Güne egzersizle başlamak bana iyi geldi, kahvaltıdan sonra yine günlük rutinime başladım: müşterilere geri döndüm ve sosyal medya paylaşımlarımı yaptım. Ardından annemi bir öğlen kahvesine çıkardım ve dışarıdaki ufak işleri hallettik; kargolar verildi, tuhafiyeciden alınacaklar alındı.
Eve döner dönmez mutfağa girdim; aklımda ne zamandır bu yeni tarifi denemek vardı; balkabağı çorbası pişirdim. Tatlımsı enteresan bir tadı var, hoşuma gitti.
Piyanomun başına oturup geçen derste çalamadığım parçalara çalıştım; yavaş da olsa doğru çaldım ve bu hoşuma gitti.
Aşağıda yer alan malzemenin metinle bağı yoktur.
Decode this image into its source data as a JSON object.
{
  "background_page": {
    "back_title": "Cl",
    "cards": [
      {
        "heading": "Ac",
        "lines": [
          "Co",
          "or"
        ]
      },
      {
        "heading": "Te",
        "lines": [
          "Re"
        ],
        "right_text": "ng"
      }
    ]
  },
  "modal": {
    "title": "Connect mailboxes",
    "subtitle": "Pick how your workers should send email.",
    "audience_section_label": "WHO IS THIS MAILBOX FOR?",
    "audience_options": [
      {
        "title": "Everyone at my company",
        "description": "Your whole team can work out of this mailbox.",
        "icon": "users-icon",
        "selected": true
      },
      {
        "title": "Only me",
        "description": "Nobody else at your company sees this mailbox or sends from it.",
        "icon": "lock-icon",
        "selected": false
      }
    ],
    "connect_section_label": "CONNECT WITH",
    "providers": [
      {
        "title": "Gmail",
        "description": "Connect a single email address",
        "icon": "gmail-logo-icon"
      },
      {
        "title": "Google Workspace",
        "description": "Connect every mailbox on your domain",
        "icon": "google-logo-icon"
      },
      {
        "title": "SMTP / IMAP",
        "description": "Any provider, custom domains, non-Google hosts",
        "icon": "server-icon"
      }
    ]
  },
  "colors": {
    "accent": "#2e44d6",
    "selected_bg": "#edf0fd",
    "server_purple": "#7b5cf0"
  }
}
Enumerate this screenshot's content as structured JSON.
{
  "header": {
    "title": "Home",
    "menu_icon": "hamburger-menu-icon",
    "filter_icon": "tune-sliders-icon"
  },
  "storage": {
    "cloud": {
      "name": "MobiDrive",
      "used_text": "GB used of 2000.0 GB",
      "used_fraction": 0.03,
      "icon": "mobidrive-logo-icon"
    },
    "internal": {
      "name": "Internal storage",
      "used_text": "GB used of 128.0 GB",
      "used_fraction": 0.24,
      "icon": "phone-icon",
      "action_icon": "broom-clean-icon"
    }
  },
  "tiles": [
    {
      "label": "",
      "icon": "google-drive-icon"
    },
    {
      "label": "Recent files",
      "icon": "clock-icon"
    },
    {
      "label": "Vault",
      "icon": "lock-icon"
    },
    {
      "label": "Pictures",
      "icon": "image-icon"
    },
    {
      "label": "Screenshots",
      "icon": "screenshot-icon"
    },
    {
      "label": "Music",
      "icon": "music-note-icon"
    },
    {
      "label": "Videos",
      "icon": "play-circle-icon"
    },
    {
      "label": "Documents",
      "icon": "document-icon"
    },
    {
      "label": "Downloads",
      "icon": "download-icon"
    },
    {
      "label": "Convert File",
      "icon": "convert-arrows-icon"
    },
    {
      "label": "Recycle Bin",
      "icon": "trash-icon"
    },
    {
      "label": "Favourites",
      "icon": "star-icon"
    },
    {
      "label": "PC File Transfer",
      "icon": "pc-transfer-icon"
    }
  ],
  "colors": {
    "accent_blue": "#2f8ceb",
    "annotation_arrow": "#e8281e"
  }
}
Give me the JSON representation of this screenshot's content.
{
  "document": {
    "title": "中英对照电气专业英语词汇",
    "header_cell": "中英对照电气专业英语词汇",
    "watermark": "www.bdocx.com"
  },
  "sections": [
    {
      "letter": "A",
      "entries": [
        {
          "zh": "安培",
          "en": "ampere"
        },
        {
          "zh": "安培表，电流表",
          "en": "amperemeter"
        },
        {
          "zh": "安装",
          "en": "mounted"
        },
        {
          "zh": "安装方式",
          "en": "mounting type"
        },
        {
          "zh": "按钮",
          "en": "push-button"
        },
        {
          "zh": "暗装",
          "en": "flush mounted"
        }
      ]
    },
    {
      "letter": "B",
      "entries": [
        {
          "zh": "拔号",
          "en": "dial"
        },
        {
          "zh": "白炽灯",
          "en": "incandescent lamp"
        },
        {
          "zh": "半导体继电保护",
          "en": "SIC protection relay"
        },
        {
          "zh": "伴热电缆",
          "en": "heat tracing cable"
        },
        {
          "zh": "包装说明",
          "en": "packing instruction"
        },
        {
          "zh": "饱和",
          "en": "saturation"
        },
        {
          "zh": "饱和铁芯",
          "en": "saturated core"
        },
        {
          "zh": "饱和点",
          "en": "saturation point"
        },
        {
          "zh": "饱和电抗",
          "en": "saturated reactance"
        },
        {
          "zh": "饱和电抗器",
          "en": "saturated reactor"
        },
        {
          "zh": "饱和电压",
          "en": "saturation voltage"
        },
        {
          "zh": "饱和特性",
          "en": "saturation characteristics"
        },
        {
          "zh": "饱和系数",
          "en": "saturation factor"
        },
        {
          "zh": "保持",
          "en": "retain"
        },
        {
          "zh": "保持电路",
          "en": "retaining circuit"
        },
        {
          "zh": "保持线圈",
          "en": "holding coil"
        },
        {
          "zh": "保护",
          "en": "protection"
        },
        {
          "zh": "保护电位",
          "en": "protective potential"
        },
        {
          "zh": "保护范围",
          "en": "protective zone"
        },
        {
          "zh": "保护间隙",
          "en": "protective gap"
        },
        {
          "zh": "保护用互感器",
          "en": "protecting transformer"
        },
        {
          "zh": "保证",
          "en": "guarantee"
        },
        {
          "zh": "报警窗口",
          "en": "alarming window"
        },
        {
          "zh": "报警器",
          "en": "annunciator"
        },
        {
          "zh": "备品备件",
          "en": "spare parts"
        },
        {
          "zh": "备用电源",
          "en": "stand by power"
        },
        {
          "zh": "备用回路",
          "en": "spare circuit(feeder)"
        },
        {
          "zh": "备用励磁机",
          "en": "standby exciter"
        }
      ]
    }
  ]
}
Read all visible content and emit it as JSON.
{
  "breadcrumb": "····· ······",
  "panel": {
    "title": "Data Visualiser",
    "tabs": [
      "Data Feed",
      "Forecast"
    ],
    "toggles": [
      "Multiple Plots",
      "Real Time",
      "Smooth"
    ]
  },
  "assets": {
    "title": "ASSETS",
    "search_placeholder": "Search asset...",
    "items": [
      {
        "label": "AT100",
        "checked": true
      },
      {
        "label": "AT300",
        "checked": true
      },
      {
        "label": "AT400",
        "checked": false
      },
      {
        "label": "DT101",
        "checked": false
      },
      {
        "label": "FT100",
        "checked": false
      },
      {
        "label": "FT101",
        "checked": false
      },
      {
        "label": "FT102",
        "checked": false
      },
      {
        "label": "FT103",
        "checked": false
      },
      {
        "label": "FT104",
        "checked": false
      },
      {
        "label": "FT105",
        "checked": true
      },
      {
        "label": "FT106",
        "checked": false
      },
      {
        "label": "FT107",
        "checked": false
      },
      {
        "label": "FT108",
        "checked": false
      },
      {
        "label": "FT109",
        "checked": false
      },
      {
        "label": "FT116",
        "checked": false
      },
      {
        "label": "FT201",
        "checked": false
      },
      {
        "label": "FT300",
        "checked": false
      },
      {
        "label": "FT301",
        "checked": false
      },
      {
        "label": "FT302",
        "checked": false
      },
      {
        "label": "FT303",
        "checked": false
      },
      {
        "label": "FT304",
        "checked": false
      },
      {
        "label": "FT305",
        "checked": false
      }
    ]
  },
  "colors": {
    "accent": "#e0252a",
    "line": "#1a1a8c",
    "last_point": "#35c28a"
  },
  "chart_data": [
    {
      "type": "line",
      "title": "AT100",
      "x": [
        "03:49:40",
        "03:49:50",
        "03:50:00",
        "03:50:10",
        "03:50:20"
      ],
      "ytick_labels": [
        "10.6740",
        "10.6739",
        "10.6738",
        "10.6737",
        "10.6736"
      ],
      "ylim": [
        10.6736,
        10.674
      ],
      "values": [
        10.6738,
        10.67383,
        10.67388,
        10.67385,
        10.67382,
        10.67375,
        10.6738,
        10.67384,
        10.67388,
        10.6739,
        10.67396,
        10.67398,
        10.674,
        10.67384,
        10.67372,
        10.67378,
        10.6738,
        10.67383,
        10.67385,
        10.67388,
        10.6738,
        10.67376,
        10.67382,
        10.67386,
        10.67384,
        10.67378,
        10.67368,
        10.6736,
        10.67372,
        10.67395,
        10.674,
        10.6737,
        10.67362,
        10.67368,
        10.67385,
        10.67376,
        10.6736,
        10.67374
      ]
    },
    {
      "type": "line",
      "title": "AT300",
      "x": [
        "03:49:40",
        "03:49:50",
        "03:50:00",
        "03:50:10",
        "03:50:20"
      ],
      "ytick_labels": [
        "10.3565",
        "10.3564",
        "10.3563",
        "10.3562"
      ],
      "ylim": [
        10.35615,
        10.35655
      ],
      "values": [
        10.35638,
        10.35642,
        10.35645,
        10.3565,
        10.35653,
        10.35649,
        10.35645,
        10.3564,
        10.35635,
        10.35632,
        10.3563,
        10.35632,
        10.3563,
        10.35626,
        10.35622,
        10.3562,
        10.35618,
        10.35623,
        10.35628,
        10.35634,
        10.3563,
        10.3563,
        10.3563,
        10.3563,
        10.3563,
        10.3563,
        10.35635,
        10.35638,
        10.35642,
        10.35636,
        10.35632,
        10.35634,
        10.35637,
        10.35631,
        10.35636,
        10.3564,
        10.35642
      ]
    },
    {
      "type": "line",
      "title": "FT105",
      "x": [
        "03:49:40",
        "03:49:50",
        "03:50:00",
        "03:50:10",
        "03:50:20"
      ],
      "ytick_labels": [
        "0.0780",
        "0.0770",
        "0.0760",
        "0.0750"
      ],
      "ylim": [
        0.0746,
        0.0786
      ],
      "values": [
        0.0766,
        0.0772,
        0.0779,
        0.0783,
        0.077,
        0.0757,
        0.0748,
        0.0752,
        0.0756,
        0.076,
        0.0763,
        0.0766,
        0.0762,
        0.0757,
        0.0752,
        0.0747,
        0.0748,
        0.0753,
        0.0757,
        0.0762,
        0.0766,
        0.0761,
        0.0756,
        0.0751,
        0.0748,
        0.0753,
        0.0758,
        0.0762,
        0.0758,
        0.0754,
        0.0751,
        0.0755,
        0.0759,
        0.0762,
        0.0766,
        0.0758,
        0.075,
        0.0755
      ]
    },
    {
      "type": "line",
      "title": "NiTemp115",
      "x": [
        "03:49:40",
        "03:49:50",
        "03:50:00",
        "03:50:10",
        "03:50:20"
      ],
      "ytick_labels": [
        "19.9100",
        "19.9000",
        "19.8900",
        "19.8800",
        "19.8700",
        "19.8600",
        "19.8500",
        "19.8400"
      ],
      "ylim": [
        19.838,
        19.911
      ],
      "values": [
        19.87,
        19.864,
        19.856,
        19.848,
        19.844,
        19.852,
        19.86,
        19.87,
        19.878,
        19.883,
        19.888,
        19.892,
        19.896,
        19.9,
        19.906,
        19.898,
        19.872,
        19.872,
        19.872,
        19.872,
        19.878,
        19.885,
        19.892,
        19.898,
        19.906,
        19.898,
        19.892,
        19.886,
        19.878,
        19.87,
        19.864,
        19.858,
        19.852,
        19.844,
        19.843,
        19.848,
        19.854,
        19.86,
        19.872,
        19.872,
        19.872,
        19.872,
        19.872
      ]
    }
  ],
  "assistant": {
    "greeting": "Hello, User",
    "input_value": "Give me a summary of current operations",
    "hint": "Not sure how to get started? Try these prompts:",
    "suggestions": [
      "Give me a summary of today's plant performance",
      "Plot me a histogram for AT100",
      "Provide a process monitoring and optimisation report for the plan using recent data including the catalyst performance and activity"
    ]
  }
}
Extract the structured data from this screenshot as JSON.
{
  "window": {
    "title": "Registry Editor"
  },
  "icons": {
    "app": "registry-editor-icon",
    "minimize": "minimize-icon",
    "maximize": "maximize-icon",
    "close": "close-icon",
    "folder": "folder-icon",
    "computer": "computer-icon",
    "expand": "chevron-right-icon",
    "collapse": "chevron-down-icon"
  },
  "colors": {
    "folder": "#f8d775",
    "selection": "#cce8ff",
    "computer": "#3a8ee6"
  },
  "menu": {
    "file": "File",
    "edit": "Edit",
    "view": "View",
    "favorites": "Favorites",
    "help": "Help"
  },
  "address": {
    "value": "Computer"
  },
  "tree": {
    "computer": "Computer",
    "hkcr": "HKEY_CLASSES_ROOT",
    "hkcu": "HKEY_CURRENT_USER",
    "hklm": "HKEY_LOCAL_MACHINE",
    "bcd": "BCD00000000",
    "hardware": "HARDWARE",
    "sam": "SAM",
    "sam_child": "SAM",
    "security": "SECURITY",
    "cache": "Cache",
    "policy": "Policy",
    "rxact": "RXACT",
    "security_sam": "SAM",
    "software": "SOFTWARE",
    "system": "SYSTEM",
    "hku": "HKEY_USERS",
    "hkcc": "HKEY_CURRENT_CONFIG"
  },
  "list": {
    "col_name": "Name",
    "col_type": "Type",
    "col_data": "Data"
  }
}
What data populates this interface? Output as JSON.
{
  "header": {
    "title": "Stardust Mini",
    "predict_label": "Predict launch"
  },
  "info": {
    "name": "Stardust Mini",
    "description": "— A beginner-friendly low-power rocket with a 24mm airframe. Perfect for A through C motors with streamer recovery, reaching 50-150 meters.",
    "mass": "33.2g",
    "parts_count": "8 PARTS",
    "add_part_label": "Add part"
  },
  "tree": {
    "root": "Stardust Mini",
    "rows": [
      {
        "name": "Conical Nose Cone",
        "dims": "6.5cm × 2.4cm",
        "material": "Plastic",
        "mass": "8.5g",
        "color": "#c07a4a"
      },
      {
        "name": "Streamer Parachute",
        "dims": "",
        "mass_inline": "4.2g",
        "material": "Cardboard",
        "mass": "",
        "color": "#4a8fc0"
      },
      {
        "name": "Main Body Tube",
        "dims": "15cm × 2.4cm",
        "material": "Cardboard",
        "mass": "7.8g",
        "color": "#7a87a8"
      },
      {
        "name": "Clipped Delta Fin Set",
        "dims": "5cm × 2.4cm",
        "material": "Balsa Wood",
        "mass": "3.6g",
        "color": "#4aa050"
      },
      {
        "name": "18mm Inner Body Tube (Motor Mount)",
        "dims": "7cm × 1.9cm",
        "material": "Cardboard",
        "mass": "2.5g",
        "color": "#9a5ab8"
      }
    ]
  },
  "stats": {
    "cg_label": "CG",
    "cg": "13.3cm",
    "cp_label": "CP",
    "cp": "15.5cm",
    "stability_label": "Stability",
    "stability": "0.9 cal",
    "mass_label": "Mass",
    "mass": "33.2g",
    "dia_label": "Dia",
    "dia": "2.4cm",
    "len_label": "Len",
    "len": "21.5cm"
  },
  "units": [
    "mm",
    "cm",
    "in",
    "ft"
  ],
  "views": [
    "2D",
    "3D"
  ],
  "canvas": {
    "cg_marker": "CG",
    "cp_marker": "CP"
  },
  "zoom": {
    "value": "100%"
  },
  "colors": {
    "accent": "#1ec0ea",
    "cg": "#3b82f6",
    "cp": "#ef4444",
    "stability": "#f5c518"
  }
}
Kendime daha fazla güvenmeliyim kesinlikle, bu kadar da yüklenmemeliyim!
Birkaç hafta önce asla yapamam sandığım şeyleri yapıyorum işte; karınca duası gibi görünen notaları okuyabiliyorum, daha ne? Şimdi zorlandıklarımı da elbet ileride çalabileceğim.
Aslında içimdeki huzursuzluğun kaynağını biliyorum; konuşulmayan şeyler var, söylenemeyen sözler ve tam anlaşılamamak endişesi...
Bir süre daha böyle gidecek belki, ama aslında tıpkı piyano gibi, yeni bir şey öğrenmek gibi- bir yandan aklımızın gerisinde bir yerlerde işlemeye devam edecek ve biz içten içe konuşulmayanları da anlamaya başlayacağız kendiliğimizden...
Hep böyle tuhaf tesadüfler olacaktır, denk düşüremeyişler belki ama, geriden geriden de devam eden bir bağ, akılda kalan sözler, içte büyüyen düşler...
İletişmek böyle bir şey çünkü, değil mi?